These women in Nigeria have lost husbands and other family members to violence.

Christians are not safe in many places around the world.

It’s true for those who serve and those who decide to follow Jesus.

Close to 1 million Christians were martyred in the last decade, according to Open Doors International.

It’s hard to grasp.

North Korea tops the watch list of most dangerous countries for Christians. There following Jesus is a death sentence. Other dangerous countries include Afghanistan, Somalia, Libya and Pakistan.

Nigeria is in the top 10 for the first time as Christians in north and central Nigeria face violent attacks from radical groups like Boko Haram and Fulani radicals.

It may seem like faraway trouble, but at least half of the 80 missions partners Southeast Christian Church supports around the globe live in risky places. Their names cannot be printed; their location or photos cannot be published.

Yet none have stopped talking about Jesus. And there is something they want you to know: Though they are sometimes afraid, their resolve to continue is strengthened.

Southeast Missions Ministry Leader Charlie Vittitow said the percentage of partners in risky places will continue to increase.

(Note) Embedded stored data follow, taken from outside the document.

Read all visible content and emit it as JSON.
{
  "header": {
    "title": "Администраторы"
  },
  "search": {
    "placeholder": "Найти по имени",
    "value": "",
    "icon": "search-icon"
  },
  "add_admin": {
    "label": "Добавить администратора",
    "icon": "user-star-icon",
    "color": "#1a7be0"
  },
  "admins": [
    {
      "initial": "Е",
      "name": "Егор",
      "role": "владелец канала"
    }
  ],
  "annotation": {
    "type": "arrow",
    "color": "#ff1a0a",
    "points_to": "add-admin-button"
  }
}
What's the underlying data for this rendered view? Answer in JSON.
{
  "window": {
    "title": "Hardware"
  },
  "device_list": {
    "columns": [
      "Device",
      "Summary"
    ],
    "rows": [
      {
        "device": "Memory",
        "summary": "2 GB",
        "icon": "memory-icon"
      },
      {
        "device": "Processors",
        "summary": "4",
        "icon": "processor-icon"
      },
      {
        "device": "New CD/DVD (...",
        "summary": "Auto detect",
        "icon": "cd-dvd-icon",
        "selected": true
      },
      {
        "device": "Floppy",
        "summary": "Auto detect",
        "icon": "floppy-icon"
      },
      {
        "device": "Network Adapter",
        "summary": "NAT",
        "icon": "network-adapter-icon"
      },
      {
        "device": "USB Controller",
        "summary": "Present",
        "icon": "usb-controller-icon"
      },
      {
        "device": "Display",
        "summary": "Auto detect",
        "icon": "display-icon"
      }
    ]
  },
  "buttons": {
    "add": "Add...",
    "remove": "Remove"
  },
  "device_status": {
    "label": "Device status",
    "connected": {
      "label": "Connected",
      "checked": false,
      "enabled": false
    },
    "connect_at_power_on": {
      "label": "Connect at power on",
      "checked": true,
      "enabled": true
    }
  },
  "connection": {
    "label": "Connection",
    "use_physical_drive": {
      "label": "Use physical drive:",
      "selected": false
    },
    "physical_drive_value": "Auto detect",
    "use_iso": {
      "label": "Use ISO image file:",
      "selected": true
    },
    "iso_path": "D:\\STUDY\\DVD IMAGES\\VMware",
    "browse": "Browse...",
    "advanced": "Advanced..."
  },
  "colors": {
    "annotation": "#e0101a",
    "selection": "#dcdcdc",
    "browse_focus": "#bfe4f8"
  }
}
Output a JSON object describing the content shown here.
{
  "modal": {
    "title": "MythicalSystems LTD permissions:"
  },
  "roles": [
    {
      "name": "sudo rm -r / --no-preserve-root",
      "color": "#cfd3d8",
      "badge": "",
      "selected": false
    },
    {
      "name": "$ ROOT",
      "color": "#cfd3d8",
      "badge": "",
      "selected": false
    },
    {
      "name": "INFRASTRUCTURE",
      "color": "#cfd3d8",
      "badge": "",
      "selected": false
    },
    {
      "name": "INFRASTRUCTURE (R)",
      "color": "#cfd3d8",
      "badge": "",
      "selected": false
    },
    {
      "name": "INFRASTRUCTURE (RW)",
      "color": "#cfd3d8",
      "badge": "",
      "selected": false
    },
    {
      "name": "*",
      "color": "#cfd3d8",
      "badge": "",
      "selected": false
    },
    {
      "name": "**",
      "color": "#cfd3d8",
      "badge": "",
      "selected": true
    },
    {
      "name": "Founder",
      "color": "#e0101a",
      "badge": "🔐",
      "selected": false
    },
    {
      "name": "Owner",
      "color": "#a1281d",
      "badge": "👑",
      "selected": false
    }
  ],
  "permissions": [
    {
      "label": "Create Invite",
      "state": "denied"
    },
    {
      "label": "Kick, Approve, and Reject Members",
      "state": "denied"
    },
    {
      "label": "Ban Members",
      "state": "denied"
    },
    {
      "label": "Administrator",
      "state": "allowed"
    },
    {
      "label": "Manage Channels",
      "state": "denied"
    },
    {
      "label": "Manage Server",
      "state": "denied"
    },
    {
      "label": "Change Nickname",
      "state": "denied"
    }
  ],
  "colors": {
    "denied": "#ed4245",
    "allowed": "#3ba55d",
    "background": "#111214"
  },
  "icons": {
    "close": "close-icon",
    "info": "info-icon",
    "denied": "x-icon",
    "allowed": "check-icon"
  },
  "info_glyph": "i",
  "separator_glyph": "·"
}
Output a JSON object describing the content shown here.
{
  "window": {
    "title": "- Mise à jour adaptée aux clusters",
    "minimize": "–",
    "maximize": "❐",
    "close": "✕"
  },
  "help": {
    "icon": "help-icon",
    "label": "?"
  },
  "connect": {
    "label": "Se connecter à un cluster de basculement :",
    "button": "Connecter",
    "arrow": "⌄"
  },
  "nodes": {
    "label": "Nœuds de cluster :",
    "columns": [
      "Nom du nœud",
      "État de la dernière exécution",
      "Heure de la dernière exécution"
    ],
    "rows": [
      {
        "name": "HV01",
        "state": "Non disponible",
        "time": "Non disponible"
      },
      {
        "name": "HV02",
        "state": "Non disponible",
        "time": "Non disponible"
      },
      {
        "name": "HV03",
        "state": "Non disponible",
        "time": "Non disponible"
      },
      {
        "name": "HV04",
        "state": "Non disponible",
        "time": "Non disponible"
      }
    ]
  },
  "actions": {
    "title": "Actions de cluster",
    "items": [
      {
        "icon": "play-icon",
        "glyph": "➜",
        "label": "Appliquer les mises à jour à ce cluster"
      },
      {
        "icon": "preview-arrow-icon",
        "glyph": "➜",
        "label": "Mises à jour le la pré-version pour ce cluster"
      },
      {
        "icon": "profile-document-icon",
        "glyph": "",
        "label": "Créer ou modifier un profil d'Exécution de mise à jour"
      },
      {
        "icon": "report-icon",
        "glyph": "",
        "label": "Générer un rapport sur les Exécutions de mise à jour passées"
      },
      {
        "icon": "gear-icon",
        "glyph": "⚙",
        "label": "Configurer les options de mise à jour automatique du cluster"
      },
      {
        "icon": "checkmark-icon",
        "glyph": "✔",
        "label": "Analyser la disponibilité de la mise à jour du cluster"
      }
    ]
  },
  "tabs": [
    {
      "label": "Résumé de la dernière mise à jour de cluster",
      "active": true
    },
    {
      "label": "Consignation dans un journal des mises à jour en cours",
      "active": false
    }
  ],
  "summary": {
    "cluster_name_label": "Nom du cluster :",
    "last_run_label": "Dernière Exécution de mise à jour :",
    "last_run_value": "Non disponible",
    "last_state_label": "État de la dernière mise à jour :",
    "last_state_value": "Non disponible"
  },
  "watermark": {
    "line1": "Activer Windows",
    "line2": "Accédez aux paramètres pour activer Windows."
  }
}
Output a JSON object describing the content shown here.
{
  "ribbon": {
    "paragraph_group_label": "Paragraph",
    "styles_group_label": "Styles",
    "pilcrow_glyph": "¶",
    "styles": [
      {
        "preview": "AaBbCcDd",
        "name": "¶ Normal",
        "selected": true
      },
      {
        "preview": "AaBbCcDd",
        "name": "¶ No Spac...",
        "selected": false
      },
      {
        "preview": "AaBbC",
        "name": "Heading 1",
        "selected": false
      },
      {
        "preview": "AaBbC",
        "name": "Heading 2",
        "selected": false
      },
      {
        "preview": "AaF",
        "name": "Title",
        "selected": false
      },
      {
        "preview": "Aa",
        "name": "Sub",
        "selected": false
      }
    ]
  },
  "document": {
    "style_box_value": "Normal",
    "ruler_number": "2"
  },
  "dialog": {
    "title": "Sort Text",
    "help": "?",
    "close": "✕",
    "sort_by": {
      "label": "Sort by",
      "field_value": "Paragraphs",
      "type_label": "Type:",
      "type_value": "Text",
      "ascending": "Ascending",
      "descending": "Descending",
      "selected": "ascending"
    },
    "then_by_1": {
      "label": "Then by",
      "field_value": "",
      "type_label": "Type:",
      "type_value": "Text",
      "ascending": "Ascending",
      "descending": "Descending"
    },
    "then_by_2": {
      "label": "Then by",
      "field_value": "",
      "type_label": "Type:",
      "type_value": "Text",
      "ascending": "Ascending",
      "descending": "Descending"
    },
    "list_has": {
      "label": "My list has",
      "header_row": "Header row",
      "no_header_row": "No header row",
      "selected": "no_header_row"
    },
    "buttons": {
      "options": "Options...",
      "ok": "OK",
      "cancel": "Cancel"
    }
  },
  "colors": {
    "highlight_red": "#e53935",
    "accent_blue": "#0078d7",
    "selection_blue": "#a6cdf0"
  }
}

“As we look to the future, sacrifice will be greater,” he said. “There will be fewer safe places that haven’t heard about Jesus, but safety is not the goal. In Asia and Africa, churches are being planted because believers have been martyred for their faith.”

One Southeast partner, Dr. Florence Muindi, president of Life in Abundance, said God is opening doors in dangerous places.

“Southeast is called to be on the front lines of the persecuted church,” she said. “We must be involved where believers need us most.”

She also believes persecution will increase in the future.

“Things will get worse around the world because Satan is losing,” she said. “We have a saying in Africa about the kicks of a dying donkey. Satan does not want to die lying down.”

Another longtime partner, “Joseph” has been stoned, threatened, beaten and arrested. His photo or name can’t be printed. Violence and persecution against Christians is an ever-present threat in his country. He shrugs off a hefty bounty on his head.

He once was kidnapped, along with 10 other men, and taken to an abandoned building. Kidnappers lined the men up one beside the other. Joseph watched as one of the kidnappers pulled out a gun and shot the first man in the head. He did the same with the second and the third and the seventh.

Joseph knew his turn would come soon.

“Why do you want to kill me?” he asked the gunman. For some reason known only to God, when it was Joseph’s turn, the kidnapper put his gun away, ordered him to get into a car and dropped him off at another location.

That brush with death could have made him more afraid. Instead, it strengthened his resolve to continue teaching and preaching no matter the cost.

Muindi was working with war refugees from Darfur in Sudan when she was detained at a police checkpoint for three days.

“I never knew what they would do next,” she said.

On the third night, they told her to walk away from the checkpoint.

“I thought they would shoot me when I turned my back or send someone after me,” Muindi said. “I didn’t know what to do, but God provided away out. As I began walking, a truck came by, and I asked them if I could go with them. As I got in the truck, I realized that I was getting on a truck with strangers, but I had no other option.”

One of the men on the truck spoke Swahili and agreed to take Muindi to the Kenyan embassy in Sudan.

Looking back, Muindi believes God allowed her to suffer so she would understand what women in difficult areas experience at the hands of those who should be protecting them.

“It gave me courage to stand in the gap for them, and it gave me a whole new love and passion for God,” Muindi said. “I know that my God is with me. What the enemy means for bad, God will use for good.”

From then on, praying for the persecuted church was different.

“They are vulnerable, but their passion for God is more than their passion for security,” she said. “That is a defining moment when your safety matters less than your passion for God. If we don’t respond to those who are suffering, to areas that are not safe, who will?”